The history of luggage is a long one; stemming as far back as the Crusades, which is rumoured to have featured the first wheeled luggage. In 1596 “luggage” (meaning “inconveniently heavy baggage”; derived from the verb “lug”) was added to the Oxford English Dictionary, solidifying it’s position in history. Before and after this period luggage bags were synonymous with wealth, fashion and travelling; throughout the 17th and 18th centuries art and literature portrays the migration of people across Europe. Almost all carry knapsacks, bindles and other loose bags. As the 19th century approached luggage became less of a necessity and more about fashion; it was around this period that a young Parisian named Louis Vuitton began practising his craft. The well-known designer is as synonymous with fashion today as he was during his lifetime, and is credited with creating the first slatted trunk that would pervade 19th century train travel.
What we would know consider the ‘suitcase’ was invented at the turn of the 20th century. The entire nature of the game changed with the invention of air travel; as airplanes became commercially available, travellers now required suitcases that were lightweight and compact enough to suit a busy airport or a snug, overhead compartment. The inconvenience of heavy luggage in an airport inspired Bernard Sadow, who patented perhaps the most innovative invention for luggage to date; wheeled cases. Despite the patent in 1974, the idea was not too popular to begin with; many claimed that wheels were too effeminate for the masculine gentleman. Eventually, however, these prejudices dwindled and wheels are now as ubiquitous as handles on the modern-day suitcase.
Over the past two decades, additions to the suitcase design have been mostly robotic. The newest generation of luggage features remote tracking technology, integrated weighing scales and USB ports. As with everything else luggage must be intuitive to the desires of it’s owner, and the rise in smart adaptions is constantly moving toward this. In 2016, a company called Travelmate Robotics in San Francisco began crowd-funding for an autonomous suitcase project [http://www.lonelyplanet.com/news/2016/10/12/smart-autonomous-suitcase/] which, if successful, would bring suitcases fully into the hands-free world. Bring on commercial release in June 2017!

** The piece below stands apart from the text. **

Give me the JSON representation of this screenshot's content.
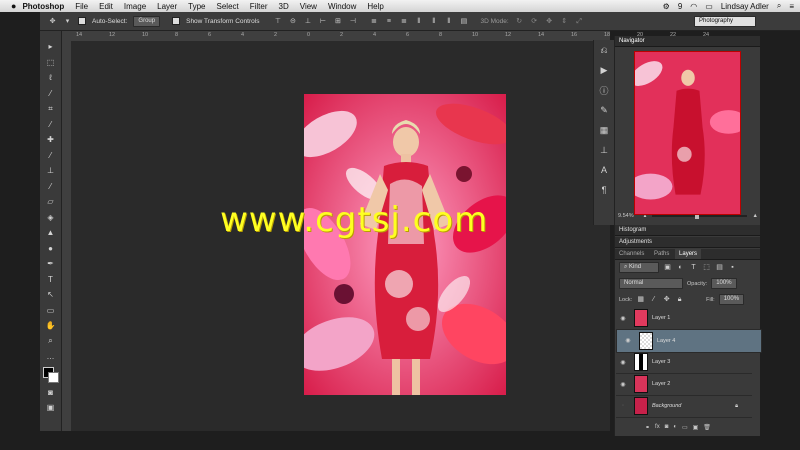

Companies like Trunkster have revolutionised the act of opening a suitcase with their roll-up design (https://www.trunkster.co/) which has been designed to provide quick and easy access to the stored belongings, whilst providing protection against the perils of airport baggage-handling and theft. The Away Carry-On [https://www.awaytravel.com/luggage/bigger-carry-on/blue] is a dream for even the most ambitious carry-on luggage packer; they use compression technology to successful fit clothes and shoes in a suitcase that adheres to US airport cabin guidelines; meaning you can pack your entire holiday into a free packing space, without too much trouble. These also carry a TSA-approved double-lock to protect against theft.
The biggest technological emphasis has been on tracking devices, considering how often luggage is lost in airports (read about the lady whose luggage was returned 20 years later [http://people.com/celebrity/tsa-returns-lost-luggage-20-years-later/]) but companies are adding everything from SIM cards to WIFI hotspots to built-in batteries. The trouble is that few of these lavish, futuristic products are readily available, and those that are carry a HEFTY price-tag. It’s still uncertain as to whether this new trend will actually have lasting impact, or whether it will fizzle out when we realise we don’t, in fact, really need a suitcase that follows us around autonomously; frightening old ladies and crashing into coffee stands like a square, demented dog. But, for now, let’s enjoy the idea of having our own constant WIFI hotspot; revelling in the knowledge that, should we see a fellow passenger’s phones die of overuse, we may sit back and smugly sip coffee whilst they jealously eye up our tech-savvy USB ports and detachable battery pack, wishing they hadn’t shopped at Wilkos.